But it’s not just men that are often unwilling to speak out.  Being a victim of domestic violence is a difficult situation for men, women and children alike.

“It comes with a lot of guilt, a lot of shame and a lot of self blame,” Beasley added.

“It’s not easy for a woman to talk about either — in fact, one of the things I’ve looked at is how we can get motivate more women to call our crisis line or come in to our shelter.”

That forward thinking is what has kept the Family Sunshine Center relevant in its mission to educate the general public about family violence and sexual assault.

As such, the center has employed a full range of prevention programs across several demographics for the purposes of stopping such instances from occurring in the first place.

Many of these prevention programs involve going out into the community and speaking to different civic groups and church organizations about what domestic violence is and how to refer someone for their services.

But chief among those populations in need of educating are young children and the problems they often experience with bullying.

According to Beasley, the approach is to stop bullying before it can develop into something more.

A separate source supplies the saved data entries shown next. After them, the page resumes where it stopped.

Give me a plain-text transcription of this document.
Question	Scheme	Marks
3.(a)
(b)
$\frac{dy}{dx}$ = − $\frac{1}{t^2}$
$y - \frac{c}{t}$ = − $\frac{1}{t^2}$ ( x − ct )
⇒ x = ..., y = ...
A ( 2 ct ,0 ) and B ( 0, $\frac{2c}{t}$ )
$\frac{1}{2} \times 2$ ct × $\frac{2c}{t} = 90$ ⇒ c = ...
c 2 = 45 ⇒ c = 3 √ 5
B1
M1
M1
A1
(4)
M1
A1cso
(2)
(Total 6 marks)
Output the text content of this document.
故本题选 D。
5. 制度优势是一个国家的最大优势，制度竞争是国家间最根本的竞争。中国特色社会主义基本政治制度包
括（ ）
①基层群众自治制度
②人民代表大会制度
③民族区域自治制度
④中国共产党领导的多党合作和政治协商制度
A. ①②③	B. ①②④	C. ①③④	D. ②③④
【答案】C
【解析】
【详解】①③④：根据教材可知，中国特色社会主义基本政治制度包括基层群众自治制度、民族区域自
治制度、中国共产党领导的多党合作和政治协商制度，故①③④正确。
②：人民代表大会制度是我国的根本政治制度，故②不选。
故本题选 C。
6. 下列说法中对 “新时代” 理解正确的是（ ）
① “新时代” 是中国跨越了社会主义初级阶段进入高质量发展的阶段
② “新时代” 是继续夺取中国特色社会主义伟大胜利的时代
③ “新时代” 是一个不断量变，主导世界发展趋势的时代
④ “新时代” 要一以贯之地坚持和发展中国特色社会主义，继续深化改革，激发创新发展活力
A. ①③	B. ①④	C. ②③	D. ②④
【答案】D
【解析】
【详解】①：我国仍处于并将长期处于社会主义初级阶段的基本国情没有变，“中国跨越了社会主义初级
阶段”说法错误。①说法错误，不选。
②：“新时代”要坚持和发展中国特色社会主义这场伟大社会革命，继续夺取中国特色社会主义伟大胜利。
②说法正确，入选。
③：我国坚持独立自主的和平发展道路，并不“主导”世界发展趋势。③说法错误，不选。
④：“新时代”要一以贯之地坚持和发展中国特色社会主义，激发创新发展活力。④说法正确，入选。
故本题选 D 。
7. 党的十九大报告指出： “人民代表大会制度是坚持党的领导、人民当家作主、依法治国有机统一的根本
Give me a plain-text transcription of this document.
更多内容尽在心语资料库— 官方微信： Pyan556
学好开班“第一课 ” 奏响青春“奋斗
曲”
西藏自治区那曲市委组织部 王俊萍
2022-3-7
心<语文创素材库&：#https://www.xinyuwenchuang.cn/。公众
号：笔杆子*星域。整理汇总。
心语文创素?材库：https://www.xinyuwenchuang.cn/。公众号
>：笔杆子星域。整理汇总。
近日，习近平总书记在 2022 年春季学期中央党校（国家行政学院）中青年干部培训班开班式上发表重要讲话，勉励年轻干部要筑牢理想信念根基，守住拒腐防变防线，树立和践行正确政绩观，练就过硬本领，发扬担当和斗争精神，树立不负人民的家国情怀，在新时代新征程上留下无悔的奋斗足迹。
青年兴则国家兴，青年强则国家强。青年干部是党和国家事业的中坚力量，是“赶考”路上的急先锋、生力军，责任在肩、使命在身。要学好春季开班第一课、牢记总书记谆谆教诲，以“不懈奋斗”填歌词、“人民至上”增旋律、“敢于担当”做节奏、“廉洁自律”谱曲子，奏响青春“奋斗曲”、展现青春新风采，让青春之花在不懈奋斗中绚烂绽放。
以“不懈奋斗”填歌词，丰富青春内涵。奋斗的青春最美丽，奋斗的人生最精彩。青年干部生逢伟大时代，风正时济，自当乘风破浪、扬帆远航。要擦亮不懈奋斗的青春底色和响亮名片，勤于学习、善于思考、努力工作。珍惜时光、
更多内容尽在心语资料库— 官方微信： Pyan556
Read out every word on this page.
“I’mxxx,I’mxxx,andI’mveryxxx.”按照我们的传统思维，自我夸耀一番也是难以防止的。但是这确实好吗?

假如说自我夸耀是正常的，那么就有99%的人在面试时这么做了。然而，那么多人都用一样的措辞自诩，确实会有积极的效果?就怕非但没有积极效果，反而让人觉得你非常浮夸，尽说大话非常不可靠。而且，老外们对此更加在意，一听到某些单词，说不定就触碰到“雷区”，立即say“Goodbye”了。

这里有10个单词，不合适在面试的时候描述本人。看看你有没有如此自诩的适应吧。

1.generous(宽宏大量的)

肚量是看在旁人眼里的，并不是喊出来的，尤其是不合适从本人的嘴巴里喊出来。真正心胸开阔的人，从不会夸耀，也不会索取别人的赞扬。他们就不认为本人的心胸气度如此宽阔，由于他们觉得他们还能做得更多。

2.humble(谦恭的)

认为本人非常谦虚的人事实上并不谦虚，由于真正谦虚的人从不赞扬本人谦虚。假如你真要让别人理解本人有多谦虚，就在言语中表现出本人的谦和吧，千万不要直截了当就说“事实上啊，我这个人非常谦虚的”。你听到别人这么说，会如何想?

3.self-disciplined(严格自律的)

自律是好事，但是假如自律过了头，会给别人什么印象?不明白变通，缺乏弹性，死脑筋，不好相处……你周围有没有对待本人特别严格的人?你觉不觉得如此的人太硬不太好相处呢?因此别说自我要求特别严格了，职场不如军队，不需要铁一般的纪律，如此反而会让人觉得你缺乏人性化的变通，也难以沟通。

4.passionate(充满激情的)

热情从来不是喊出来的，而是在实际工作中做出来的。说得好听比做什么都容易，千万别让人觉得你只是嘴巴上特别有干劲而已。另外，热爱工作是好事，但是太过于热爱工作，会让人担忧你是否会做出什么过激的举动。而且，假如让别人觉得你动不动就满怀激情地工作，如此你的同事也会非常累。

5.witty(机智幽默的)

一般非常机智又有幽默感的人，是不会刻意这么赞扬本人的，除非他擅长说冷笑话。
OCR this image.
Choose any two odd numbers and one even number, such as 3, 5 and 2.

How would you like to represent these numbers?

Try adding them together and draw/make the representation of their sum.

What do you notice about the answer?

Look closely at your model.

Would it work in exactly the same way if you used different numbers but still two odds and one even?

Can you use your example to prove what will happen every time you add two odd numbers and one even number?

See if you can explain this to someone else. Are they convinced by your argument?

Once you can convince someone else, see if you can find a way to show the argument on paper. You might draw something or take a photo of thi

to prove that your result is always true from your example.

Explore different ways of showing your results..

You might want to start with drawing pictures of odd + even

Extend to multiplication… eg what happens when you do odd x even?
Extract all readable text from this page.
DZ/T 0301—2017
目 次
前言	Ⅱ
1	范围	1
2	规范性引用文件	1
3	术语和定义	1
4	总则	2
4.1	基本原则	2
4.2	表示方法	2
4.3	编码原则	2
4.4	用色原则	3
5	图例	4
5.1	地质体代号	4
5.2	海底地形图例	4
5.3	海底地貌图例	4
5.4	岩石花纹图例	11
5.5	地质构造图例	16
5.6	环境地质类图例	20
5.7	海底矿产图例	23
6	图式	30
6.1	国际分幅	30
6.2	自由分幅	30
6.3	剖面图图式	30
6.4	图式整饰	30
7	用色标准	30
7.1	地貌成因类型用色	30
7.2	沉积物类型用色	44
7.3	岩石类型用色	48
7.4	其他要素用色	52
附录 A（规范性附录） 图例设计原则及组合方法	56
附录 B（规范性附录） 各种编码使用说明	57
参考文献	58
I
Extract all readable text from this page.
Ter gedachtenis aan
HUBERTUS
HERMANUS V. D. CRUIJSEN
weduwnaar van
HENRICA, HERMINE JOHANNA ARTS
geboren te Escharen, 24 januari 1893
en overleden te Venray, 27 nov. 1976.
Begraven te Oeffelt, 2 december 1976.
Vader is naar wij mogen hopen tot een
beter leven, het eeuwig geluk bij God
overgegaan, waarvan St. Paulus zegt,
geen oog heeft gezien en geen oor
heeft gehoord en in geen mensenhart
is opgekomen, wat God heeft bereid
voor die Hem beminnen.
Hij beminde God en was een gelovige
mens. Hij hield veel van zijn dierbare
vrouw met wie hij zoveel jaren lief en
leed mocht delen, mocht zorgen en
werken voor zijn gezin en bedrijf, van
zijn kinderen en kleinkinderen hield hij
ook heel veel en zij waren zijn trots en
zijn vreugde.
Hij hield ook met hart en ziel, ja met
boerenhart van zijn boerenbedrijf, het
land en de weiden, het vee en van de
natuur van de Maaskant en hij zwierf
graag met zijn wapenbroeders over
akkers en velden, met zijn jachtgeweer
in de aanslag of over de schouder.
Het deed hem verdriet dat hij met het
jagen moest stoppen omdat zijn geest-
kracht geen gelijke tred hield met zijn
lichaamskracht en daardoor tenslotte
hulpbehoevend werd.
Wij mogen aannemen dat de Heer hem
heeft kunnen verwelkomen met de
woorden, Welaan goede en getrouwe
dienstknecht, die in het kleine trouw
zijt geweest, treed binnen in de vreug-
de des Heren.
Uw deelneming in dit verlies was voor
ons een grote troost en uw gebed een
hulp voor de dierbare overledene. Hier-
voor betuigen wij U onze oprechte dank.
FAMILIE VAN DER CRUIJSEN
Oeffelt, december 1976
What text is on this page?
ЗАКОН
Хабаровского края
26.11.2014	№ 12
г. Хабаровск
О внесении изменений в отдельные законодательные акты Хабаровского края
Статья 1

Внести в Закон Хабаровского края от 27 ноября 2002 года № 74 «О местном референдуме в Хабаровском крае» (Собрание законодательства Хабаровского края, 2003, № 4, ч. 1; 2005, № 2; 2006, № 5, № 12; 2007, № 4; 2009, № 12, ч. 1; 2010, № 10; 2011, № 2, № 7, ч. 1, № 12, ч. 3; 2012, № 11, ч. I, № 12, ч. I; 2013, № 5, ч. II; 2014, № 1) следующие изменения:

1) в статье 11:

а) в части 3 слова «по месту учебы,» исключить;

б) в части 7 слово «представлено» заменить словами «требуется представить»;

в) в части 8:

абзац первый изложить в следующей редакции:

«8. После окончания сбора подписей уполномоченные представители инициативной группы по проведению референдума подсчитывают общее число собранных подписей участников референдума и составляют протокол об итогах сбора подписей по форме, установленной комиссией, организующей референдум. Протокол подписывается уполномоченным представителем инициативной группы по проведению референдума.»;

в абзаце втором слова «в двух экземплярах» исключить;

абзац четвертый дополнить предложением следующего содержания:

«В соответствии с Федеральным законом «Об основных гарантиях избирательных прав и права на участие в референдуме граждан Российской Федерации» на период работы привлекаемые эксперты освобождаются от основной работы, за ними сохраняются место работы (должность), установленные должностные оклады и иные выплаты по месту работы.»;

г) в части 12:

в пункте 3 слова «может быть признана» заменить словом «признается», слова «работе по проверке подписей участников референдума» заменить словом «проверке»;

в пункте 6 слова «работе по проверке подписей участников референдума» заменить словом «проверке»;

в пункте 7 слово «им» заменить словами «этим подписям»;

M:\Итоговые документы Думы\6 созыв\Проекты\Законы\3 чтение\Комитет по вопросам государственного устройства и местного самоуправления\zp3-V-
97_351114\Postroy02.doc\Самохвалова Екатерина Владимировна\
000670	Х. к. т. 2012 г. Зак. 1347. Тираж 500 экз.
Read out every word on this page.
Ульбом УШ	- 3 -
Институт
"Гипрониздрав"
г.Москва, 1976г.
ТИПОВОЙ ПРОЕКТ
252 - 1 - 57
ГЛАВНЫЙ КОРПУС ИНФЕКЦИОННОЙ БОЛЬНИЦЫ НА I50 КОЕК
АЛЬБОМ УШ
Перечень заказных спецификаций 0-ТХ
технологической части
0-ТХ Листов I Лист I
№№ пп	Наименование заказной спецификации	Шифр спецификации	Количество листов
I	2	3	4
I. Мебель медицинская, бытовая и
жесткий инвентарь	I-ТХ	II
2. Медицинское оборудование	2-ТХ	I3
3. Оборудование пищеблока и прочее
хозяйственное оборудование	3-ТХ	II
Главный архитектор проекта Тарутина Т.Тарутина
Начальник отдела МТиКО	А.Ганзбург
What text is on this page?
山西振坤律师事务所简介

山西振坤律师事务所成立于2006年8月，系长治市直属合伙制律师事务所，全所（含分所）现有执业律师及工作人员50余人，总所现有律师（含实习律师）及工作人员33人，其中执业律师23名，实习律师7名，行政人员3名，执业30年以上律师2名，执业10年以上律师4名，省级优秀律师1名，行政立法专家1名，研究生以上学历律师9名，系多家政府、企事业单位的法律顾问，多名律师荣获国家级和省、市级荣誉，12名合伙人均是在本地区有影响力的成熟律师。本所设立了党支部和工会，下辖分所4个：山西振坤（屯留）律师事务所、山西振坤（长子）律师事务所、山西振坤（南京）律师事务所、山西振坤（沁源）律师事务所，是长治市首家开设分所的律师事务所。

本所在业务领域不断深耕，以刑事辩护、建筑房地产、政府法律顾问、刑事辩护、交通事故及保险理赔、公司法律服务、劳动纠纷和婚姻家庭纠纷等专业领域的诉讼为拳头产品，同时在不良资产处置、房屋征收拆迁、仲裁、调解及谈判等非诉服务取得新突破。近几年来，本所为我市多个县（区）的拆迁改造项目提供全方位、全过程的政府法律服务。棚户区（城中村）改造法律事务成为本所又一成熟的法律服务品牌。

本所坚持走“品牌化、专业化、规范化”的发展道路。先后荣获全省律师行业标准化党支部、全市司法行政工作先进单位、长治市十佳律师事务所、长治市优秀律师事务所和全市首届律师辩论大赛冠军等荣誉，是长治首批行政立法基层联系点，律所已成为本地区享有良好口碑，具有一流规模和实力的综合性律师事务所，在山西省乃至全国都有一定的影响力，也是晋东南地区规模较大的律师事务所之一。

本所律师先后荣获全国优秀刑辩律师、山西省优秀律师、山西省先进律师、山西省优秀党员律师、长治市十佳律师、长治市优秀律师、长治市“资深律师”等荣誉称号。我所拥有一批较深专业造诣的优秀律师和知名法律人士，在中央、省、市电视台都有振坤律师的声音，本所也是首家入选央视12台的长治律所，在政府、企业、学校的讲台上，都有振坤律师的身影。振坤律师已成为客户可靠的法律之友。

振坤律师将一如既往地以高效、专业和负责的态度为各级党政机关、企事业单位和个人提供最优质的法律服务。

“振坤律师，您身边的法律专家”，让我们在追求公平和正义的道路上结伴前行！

“Our main goal is helping them understand that bullying isn’t about anger, but the desire to have power and control over another individual,” Beasley said.

“If you don’t intervene with a 10-year-old bully, that person might grow up to become a 25 or 30-year-old bully.”

Yello Dyno is another program aimed at very young children, teaching them how to avoid strangers and, more importantly, dangerous people that live within their own families.

“In this age where children are abducted off school buses, it hits way closer to home,” Beasley said.

“It’s important for our little ones to have some background on what to do.”

Child Abuse Prevention Month is this month, and the Family Sunshine Center plans to renew its partnership with the Montgomery Exchange Club to make free fingerprint cards available to parents of small children at Eastdale Mall.